SSLRs are examples of immune-complex mediated disorders. Soluble circulating immune complexes can deposit on the vessel walls, where they trigger a local inflammatory response, which is usually mediated by complement activation. Mastocyte degranulation with histamine release and an influx of polymorphonuclear cells occur, producing the clinical manifestations; fever, urticaria, edema, arthralgia, lymph node enlargement, vasculitis and glomerulonephritis (10).

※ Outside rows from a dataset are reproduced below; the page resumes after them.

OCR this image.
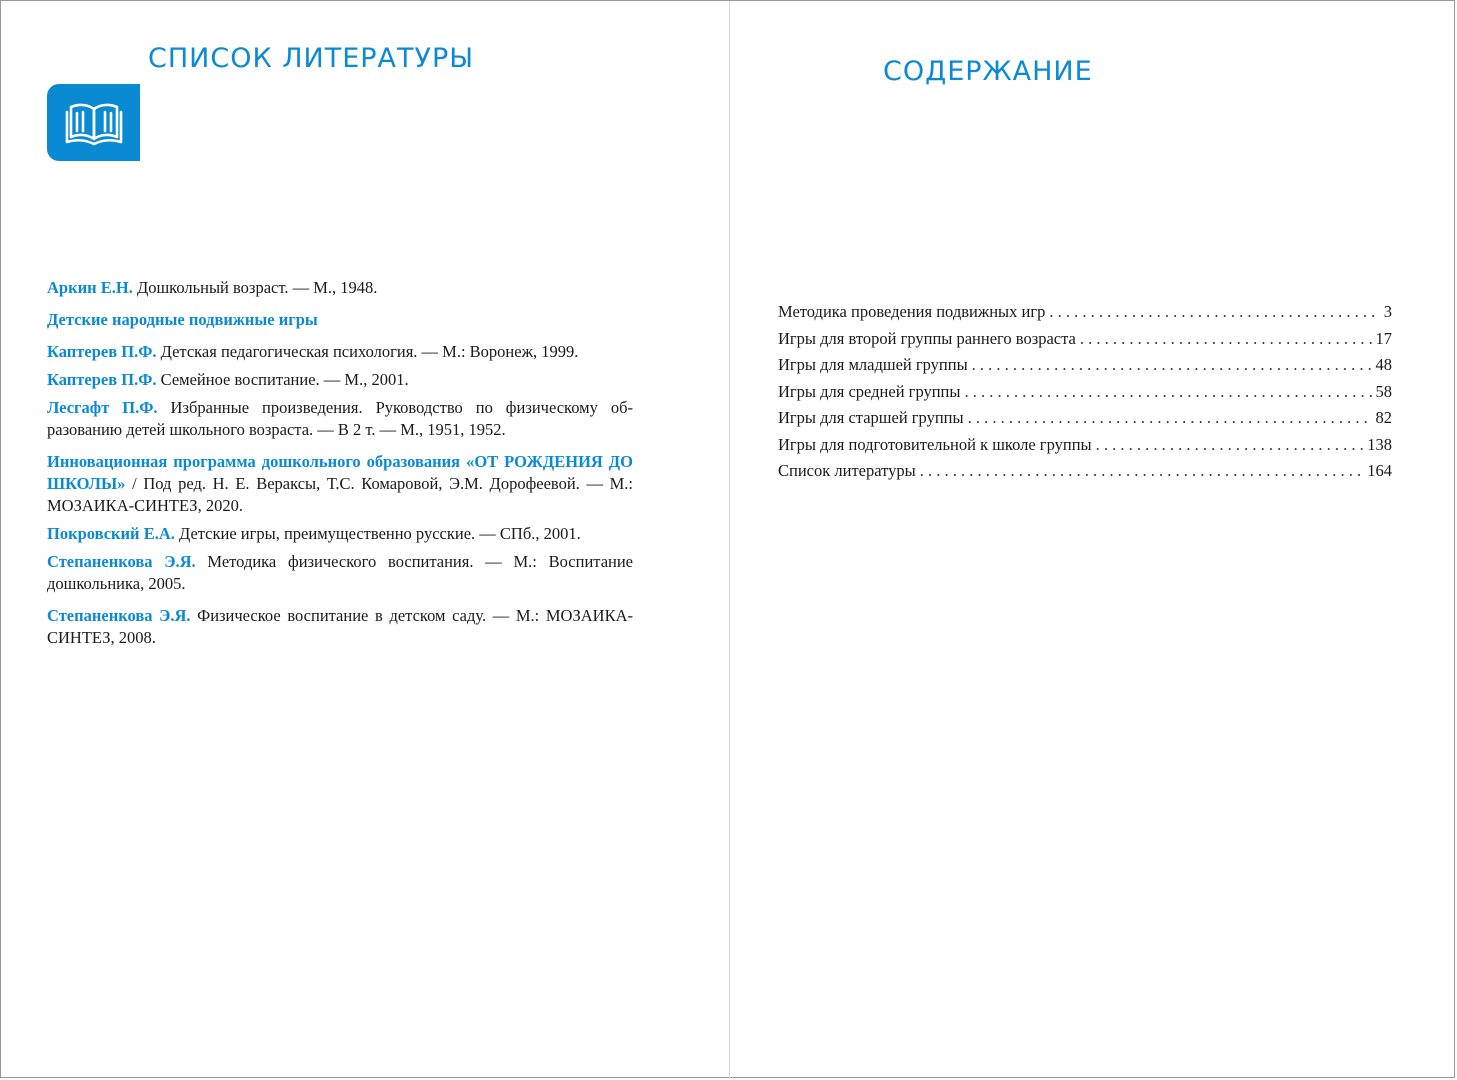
СПИСОК ЛИТЕРАТУРЫ

Аркин Е.Н. Дошкольный возраст. — М., 1948.

Детские народные подвижные игры

Каптерев П.Ф. Детская педагогическая психология. — М.: Воронеж, 1999.

Каптерев П.Ф. Семейное воспитание. — М., 2001.

Лесгафт П.Ф. Избранные произведения. Руководство по физическому образованию детей школьного возраста. — В 2 т. — М., 1951, 1952.

Инновационная программа дошкольного образования «ОТ РОЖДЕНИЯ ДО ШКОЛЫ» / Под ред. Н. Е. Вераксы, Т.С. Комаровой, Э.М. Дорофеевой. — М.: МОЗАИКА-СИНТЕЗ, 2020.

Покровский Е.А. Детские игры, преимущественно русские. — СПб., 2001.

Степаненкова Э.Я. Методика физического воспитания. — М.: Воспитание дошкольника, 2005.

Степаненкова Э.Я. Физическое воспитание в детском саду. — М.: МОЗАИКА-СИНТЕЗ, 2008.

СОДЕРЖАНИЕ
Методика проведения подвижных игр . . .	3
Игры для второй группы раннего возраста . . .	17
Игры для младшей группы . . .	48
Игры для средней группы . . .	58
Игры для старшей группы . . .	82
Игры для подготовительной к школе группы . . .	138
Список литературы . . .	164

The present case suggests a role for bupropion in the development of acute oligoarthritis. Non-steroid antiinflammatory treatment allowed prompt resolution of the symptoms. Joint symptoms ascribed to bupropion are uncommon but fairly severe particularly when serum sickness occurs. Given the possibility that bupropion might induce arthritis, we suggest that physicians should be careful concerning a history of bupropion use in patients presenting with acute oligoarthritis.
In conclusion, we suggest that severe hypersensitivity reactions should be born in mind when prescribing bupropion as a smoking cessation aid and patients should be educated about this potential side effect at the onset of treatment.